The Lung Committee is exploring the use of analytic hierarchy process (AHP), a structured approach to eliciting value judgments and preferences from stakeholders, to establish this idealized policy [24–28]. The AHP results will be compared with the revealed preference analysis presented herein to stimulate discussion on the appropriate level of importance to be placed on each attribute, in accordance with federal regulation governing organ allocation policies [4].

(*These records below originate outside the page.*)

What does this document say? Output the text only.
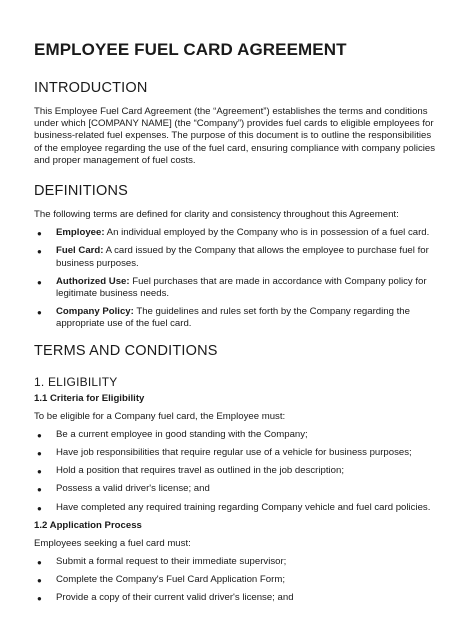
EMPLOYEE FUEL CARD AGREEMENT
INTRODUCTION

This Employee Fuel Card Agreement (the “Agreement”) establishes the terms and conditions under which [COMPANY NAME] (the “Company”) provides fuel cards to eligible employees for business-related fuel expenses. The purpose of this document is to outline the responsibilities of the employee regarding the use of the fuel card, ensuring compliance with company policies and proper management of fuel costs.

DEFINITIONS

The following terms are defined for clarity and consistency throughout this Agreement:

● Employee: An individual employed by the Company who is in possession of a fuel card.
● Fuel Card: A card issued by the Company that allows the employee to purchase fuel for business purposes.
● Authorized Use: Fuel purchases that are made in accordance with Company policy for legitimate business needs.
● Company Policy: The guidelines and rules set forth by the Company regarding the appropriate use of the fuel card.
TERMS AND CONDITIONS
1. ELIGIBILITY
1.1 Criteria for Eligibility

To be eligible for a Company fuel card, the Employee must:

● Be a current employee in good standing with the Company;
● Have job responsibilities that require regular use of a vehicle for business purposes;
● Hold a position that requires travel as outlined in the job description;
● Possess a valid driver's license; and
● Have completed any required training regarding Company vehicle and fuel card policies.
1.2 Application Process

Employees seeking a fuel card must:

● Submit a formal request to their immediate supervisor;
● Complete the Company's Fuel Card Application Form;
● Provide a copy of their current valid driver's license; and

In theory, a carefully crafted, continuous version of lung allocation policy has the potential to make greater use of the limited supply of donor lungs by transplanting more patients with the highest predicted benefit of transplant while also ensuring that access to lungs is equitable and accounting for inefficiencies related to transportation logistics over long distances and under tight time restrictions. Simulation modeling will be used to forecast the impact of composite scoring options compared to current policy, and as with all OPTN policy changes, the effects of the new policy on patients and the transplant network as a whole will be closely monitored to determine if adjustments are necessary. Policy changes will entail fine-tuning the score (e.g., increasing the coefficient of some variables and decreasing others) as opposed to shuffling classifications. The composite scoring approach should allow lung allocation to readily adapt to future innovations; for example, if technologies such as ex-vivo lung perfusion [29] become widely used and can reduce the deleterious effect of organ ischemia time associated with travel, the score can be tuned by reducing the relative importance of proximity compared to other factors. And as evidence supporting an association between other factors (e.g., donor/candidate size-matching; use of extra-corporeal membrane oxygenation) and recipient outcomes is generated, the score can be augmented to account for such discoveries. This continuous composite score approach to lung allocation policy has the potential to more effectively utilize the limited supply of donor lungs in a manner consistent with the priorities and preferences of the transplant community.